Over 50 and fat

May 21, 2008

According to the Centers for Disease Control and Prevention, based on a nationwide survey conducted from 2001 to 2004, approximately 71 percent of Americans over 50 years old are either overweight or obese, as compared with 64 percent from the 1988-1994 survey.

Overweight refers to a person who has an excess of body weight and obesity means having a very high amount of body fat in relation to lean body mass. Health professionals use a measurement called body mass index (BMI) to classify an adult’s weight as healthy, overweight, or obese. BMI is based on height and weight.

The BMI ranges shown in the graph (Figure 1) are for adults. Even within the healthy BMI range, weight gains can carry health risks for adults.


Directions: Find your weight on the bottom of the graph. Go straight up from that point until you reach the line that matches your height. Then look to find your weight group.

Healthy Weight: BMI from 18.5 up to 25 refers to healthy weight.
Overweight: BMI from 25 up to 30 refers to overweight.
Obese: BMI 30 or higher refers to obesity.

Successful ‘Losers’ How Do They Do It?

Although experts may have different theories on how and why people become overweight, they generally agree that the key to losing weight is a simple message: Eat less and increase your physical activity. According to the 2005 Dietary Guidelines for Americans, it is recommended that adults engage in approximately 60 minutes of moderate to vigorous intensity activity on most days of the week. These are the keys to manage body weight. Your body needs to burn more calories than you take in.

Before starting any exercise program, talk with your healthcare professional.

Successful weight losers usually do the following:

eat a low-calorie, low-fat diet
eat smaller portions
eat breakfast
drink water instead of sugary drinks
monitor themselves by weighing in frequently
be physically active

The typical pattern for the average overweight person who is trying to diet is to eat little or no breakfast and a light lunch. As the day progresses, they get hungry and eat most of their calories late in the day. Successful weight losers have managed to change this pattern.

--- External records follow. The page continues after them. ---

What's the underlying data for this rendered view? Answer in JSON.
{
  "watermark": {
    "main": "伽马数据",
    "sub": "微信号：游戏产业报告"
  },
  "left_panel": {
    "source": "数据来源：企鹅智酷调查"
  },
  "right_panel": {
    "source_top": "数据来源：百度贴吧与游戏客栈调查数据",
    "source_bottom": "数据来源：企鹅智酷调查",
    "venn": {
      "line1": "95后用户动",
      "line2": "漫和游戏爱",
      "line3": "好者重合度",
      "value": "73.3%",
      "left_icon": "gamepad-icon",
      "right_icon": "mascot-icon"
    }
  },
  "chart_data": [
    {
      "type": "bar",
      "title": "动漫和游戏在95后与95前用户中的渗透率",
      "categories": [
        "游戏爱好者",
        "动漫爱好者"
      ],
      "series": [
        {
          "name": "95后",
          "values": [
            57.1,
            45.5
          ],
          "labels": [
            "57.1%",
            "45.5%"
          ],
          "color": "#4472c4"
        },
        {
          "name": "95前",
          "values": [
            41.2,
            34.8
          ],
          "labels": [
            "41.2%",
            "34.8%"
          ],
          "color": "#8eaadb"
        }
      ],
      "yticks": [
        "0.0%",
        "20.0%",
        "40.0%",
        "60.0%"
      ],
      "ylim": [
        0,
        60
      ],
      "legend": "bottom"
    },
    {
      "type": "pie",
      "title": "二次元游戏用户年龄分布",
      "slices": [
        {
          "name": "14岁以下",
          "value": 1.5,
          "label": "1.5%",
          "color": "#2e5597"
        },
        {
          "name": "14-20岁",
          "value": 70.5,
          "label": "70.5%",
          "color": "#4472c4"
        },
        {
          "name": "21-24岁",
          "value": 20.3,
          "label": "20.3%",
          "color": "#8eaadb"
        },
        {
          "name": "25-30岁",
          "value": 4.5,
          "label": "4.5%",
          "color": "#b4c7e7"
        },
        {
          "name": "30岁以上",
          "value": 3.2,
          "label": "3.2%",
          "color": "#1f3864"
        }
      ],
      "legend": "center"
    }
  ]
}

Effects of Being Overweight or Obese

Obesity is often classified as a disease. NHLBI describes it as a complex chronic disease involving social, behavioral, cultural, physiological, metabolic, and genetic factors. Being overweight or obese increases the risk of many diseases and health conditions, including the following:

Hypertension (high blood pressure)
Osteoarthritis (a degeneration of cartilage and its underlying bone within a joint)
High total cholesterol or high levels of triglycerides
Type 2 diabetes
Coronary heart disease
Stroke
Gallbladder disease
Sleep apnea and respiratory problems
Some cancers (endometrial, breast, and colon)

Tips for Eating Out

-Before you order, ask for nutrition information or information on calories, saturated fat, and sodium, when available.
-Choose foods that are steamed, broiled, baked, roasted, poached, or stir-fried, but not deep-fat fried.
-Share food, such as a main dish or dessert, with your dining partner.
-Take part of the food home with you and refrigerate immediately. You may want to ask for a take-home container when the meal arrives. Spoon half the meal into it, so you are more likely to eat only what’s left on your plate.
-Request your meal to be served without gravy, sauces, butter or margarine.
-Ask for salad dressing on the side, and use only small amounts of full-fat dressings.

Set a Goal

The first step to weight loss is setting a realistic goal. By using a BMI chart and talking with your healthcare professional, you can determine what a healthy weight is for you.

Studies show that you can improve your health with just a small amount of weight loss. Physical activity in combination with reduced calorie consumption can lead to a 5 to 10 percent weight loss. Even modest weight loss can improve blood pressure and help control diabetes and high cholesterol in overweight or obese adults.